Verbraucher*innen stehen nicht im Fokus

Im Vordergrund steht nicht die Korrektur der unwirksamen Beitragserhöhungen. Wichtiger ist es, den Legal Tech-Kanzleien Anwaltskosten zu produzieren, welche dann von der Rechtsschutzversicherung bezahlt werden.

Im Arbeitsalltag der Rechtsanwält*innen, die in der PKV-Abteilung eines Legal Techs arbeiten, steht die Erfüllung des täglichen Klagepensums ganz klar im Vordergrund. Von der Führungsetage wird unmissverständlich kommuniziert, dass hier der Fokus liegen muss, da das Erheben von Klagen gewinnbringend ist. Die weitere Betreuung der Klage, also insbesondere der Austausch von Argumenten mit der Gegenseite, rückt dadurch in den Hintergrund.

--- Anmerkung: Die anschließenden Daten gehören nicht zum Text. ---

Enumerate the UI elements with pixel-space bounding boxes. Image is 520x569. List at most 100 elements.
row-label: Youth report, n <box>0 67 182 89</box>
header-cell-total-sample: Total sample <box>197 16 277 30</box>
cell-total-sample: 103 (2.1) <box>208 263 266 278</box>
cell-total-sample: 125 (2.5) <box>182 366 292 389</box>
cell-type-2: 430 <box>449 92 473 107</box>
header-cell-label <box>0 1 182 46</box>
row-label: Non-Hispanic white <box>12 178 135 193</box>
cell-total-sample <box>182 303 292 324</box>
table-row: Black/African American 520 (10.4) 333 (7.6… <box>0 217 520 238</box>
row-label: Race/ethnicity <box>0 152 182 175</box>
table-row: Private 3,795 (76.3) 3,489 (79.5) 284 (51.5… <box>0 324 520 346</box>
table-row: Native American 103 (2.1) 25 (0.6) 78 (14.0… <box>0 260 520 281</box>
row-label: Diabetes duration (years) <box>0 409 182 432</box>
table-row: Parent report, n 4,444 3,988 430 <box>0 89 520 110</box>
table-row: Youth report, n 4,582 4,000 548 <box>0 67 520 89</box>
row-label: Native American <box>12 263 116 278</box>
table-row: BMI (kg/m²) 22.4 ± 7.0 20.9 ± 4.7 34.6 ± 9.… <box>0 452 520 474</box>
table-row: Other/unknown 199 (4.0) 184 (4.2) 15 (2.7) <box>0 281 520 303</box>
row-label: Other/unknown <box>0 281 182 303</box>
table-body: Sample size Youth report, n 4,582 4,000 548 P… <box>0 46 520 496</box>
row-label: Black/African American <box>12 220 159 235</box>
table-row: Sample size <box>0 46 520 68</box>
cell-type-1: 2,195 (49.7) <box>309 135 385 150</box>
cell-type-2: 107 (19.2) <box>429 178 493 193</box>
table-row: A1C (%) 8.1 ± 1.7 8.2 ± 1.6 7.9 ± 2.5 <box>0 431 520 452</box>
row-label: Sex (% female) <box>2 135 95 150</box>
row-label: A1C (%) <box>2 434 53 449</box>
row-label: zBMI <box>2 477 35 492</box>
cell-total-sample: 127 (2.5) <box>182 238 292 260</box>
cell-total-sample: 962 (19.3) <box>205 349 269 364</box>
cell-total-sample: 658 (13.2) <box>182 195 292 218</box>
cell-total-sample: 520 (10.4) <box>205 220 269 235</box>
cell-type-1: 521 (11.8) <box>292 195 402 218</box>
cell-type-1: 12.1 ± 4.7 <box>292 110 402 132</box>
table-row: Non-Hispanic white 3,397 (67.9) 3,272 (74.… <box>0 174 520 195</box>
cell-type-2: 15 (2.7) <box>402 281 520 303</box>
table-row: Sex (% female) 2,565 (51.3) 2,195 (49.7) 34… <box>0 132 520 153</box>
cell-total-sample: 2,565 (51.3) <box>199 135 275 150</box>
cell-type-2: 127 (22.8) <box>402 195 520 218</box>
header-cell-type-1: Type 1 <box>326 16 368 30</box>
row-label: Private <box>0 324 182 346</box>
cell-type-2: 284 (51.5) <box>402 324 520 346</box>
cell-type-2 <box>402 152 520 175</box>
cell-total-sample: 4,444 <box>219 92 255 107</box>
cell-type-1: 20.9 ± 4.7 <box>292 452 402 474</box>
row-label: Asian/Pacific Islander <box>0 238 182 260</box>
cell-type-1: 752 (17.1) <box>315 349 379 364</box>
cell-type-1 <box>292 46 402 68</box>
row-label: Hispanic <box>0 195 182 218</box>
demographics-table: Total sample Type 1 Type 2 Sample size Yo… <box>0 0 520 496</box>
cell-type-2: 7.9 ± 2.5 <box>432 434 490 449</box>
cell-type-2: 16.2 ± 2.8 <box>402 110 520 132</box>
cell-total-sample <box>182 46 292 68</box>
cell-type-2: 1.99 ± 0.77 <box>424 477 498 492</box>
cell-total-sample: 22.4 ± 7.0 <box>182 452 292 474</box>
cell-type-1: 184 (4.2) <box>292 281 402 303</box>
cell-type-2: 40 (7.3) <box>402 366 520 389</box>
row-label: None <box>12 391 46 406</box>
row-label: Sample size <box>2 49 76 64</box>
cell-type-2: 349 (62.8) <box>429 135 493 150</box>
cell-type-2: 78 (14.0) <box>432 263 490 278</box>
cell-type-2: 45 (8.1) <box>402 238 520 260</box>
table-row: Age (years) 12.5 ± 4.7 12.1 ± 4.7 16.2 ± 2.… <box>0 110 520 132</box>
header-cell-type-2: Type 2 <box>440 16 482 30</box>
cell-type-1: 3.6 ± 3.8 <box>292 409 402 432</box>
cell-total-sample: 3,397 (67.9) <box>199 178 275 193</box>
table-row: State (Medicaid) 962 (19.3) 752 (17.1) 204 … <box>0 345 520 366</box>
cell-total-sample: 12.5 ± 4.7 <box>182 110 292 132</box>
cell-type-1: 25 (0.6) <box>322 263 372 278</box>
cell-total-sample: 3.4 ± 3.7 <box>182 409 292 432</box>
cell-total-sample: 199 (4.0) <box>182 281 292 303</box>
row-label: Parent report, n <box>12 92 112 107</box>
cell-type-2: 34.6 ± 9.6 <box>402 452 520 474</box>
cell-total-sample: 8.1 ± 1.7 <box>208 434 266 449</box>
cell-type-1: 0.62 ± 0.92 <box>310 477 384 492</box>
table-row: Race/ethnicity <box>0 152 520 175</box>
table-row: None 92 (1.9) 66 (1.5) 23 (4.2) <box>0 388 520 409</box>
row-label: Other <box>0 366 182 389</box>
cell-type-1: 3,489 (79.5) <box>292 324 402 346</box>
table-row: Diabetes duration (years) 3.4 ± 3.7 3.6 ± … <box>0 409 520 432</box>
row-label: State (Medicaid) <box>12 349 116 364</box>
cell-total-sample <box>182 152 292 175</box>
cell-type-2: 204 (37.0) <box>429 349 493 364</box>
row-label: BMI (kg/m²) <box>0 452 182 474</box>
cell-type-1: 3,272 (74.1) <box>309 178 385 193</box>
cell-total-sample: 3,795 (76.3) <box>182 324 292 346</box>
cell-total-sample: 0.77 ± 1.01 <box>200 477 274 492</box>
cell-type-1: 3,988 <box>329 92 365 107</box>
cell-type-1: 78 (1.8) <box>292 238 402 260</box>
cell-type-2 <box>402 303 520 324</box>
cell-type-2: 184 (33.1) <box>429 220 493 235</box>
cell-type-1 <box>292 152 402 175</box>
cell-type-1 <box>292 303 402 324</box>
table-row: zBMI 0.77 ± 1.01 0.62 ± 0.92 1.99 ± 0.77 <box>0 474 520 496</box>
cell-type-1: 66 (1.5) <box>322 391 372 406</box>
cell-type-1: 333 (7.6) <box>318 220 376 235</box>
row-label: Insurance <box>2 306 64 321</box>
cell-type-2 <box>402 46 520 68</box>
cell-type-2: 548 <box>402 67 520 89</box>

Auch die Kommunikation mit den Mandante*innen rutscht auf der Liste der Prioritäten in den Hintergrund, schließlich müssen Klagen erhoben werden. Letzteres geschieht fließbandartig.

Textbausteine erleichtern die Arbeit, bei einem Massenverfahren ist dies auch nachvollziehbar, da die Fälle sich ähneln. Aufgrund des hohen Arbeitsaufkommens wird dann allerdings versäumt, diese Bausteine abzustauben und an die Interessen der Mandant*innen anzupassen.

Verjährungsproblematik

Ein Beispiel hierfür ist die Verjährung. Unter anderem wird sich bei der Rückforderung darum gestritten, ob die überhöhten Beiträge innerhalb von drei Jahren, der regulären Frist oder innerhalb von zehn Jahren zurückgefordert werden können. Die Legal Techs halten an der zehnjährigen Frist fest. Mit dem Urteil vom 17.11.2021- IV ZR 113/20 hat der BGH eindeutig entschieden, dass die Verjährungsfrist von drei Jahren gilt. Ob es Konstellationen gibt, bei denen die zehnjährige Frist gilt, hat der BGH nicht eindeutig entschieden.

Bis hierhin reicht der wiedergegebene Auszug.